Attivista marocchino in carcere: «Non sarà estradato, verrebbe punito»

Il secondo no in un anno. Ancora una volta la Corte d’appello di Brescia ha negato l’estradizione dell’attivista Driss Farhane, 59enne nato a Fez, in Marocco, da oltre 30 anni residente in città, che attraverso un suo blog online punta il dito contro il malaffare nella sua terra di origine. E che le autorità marocchine vorrebbero mettere in carcere a Casablanca e processare dopo averlo fatto arrestare a Brescia a fine aprile su mandato di cattura internazionale contestando il reato di favoreggiamento dell’immigrazione clandestina per fatti relativi a cinque anni fa.
Per la giustizia italiana si tratta però solo di un pretesto delle autorità marocchine per riportare in patria il 59enne. Come già avvenuto a giugno di un anno fa quando anche allora venne detto no all’estradizione.
«Dal quadro complessivo emergono fondati elementi che fanno ritenere che la domanda di estradizione abbia il fine di perseguire Farhane per le opinioni politiche espresse», scrivono i giudici bresciani della Corte d’appello nella sentenza in cui esprimono «parere sfavorevole all’estradizione richiesta dal Regno del Marocco».
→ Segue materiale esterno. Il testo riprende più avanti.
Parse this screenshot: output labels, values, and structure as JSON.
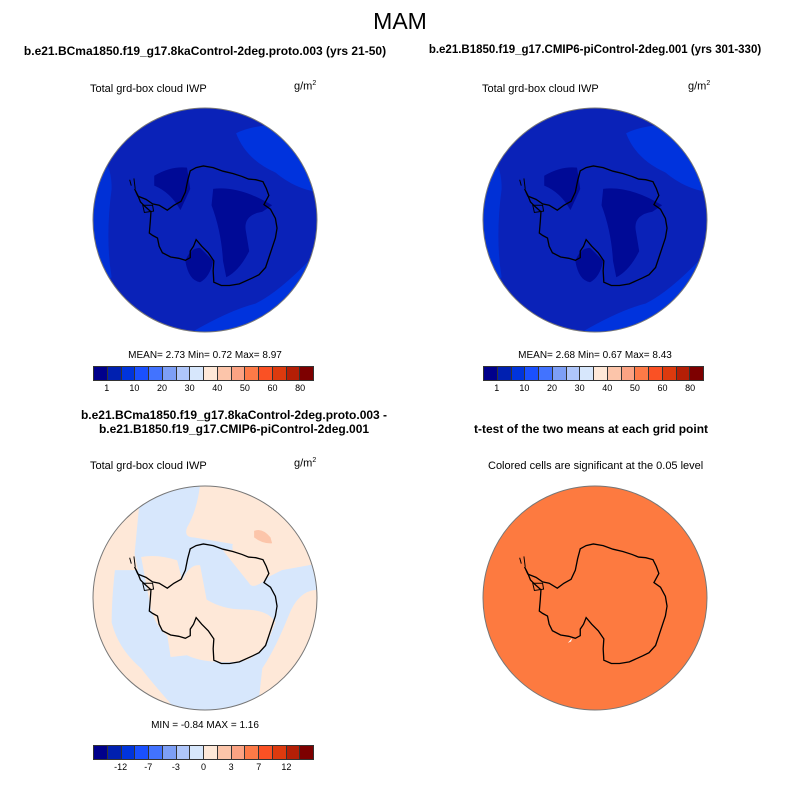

Farhane non è un giornalista professionista, non è iscritto ad alcun albo, ma con la sua attività in rete è ritenuto «inviso ad alte cariche dello Stato marocchino» scrive la Corte che in riferimento all’inchiesta sul presunto favoreggiamento dell’immigrazione clandestina contestato al 59enne attivista aggiunge: «Il tentativo di ottenere l’estradizione sulla base di un semplice atto di polizia getta una luce preoccupante sul reale intento perseguito». Il caso però non è ancora risolto.
Il ricorso
La Procura generale ha infatti presentato ricorso in Cassazione contro la mancata estradizione di Driss Farhane, cambiando opinione rispetto ad un anno fa quando chiese ai giudici di negare il ritorno in Marocco. «Farhane, sotto le simulate spoglie, non è altro che un diffamatore seriale che, quando può finalizza la diffamazione al conseguimento di somme di denaro e quindi alla commissione di estorsioni» scrive il Procuratore generale Guido Rispoli.
Il riferimento è alla condanna per diffamazione aggravata a tre anni – nei confronti del titolare di un’attività di onoranze funebri – che l’attivista sta attualmente scontando in Italia. La Procura generale riferisce che il 59enne è stato denunciato otto volte sempre per lo stesso reati di diffamazione attraverso il suo blog, nel quale pubblica notizie «intese a screditare le persone offese con, talvolta, richiesta di pagamenti per procurare la cessazione della pubblicazione». La Corte d’appello non ha però sposato la tesi dell’accusa.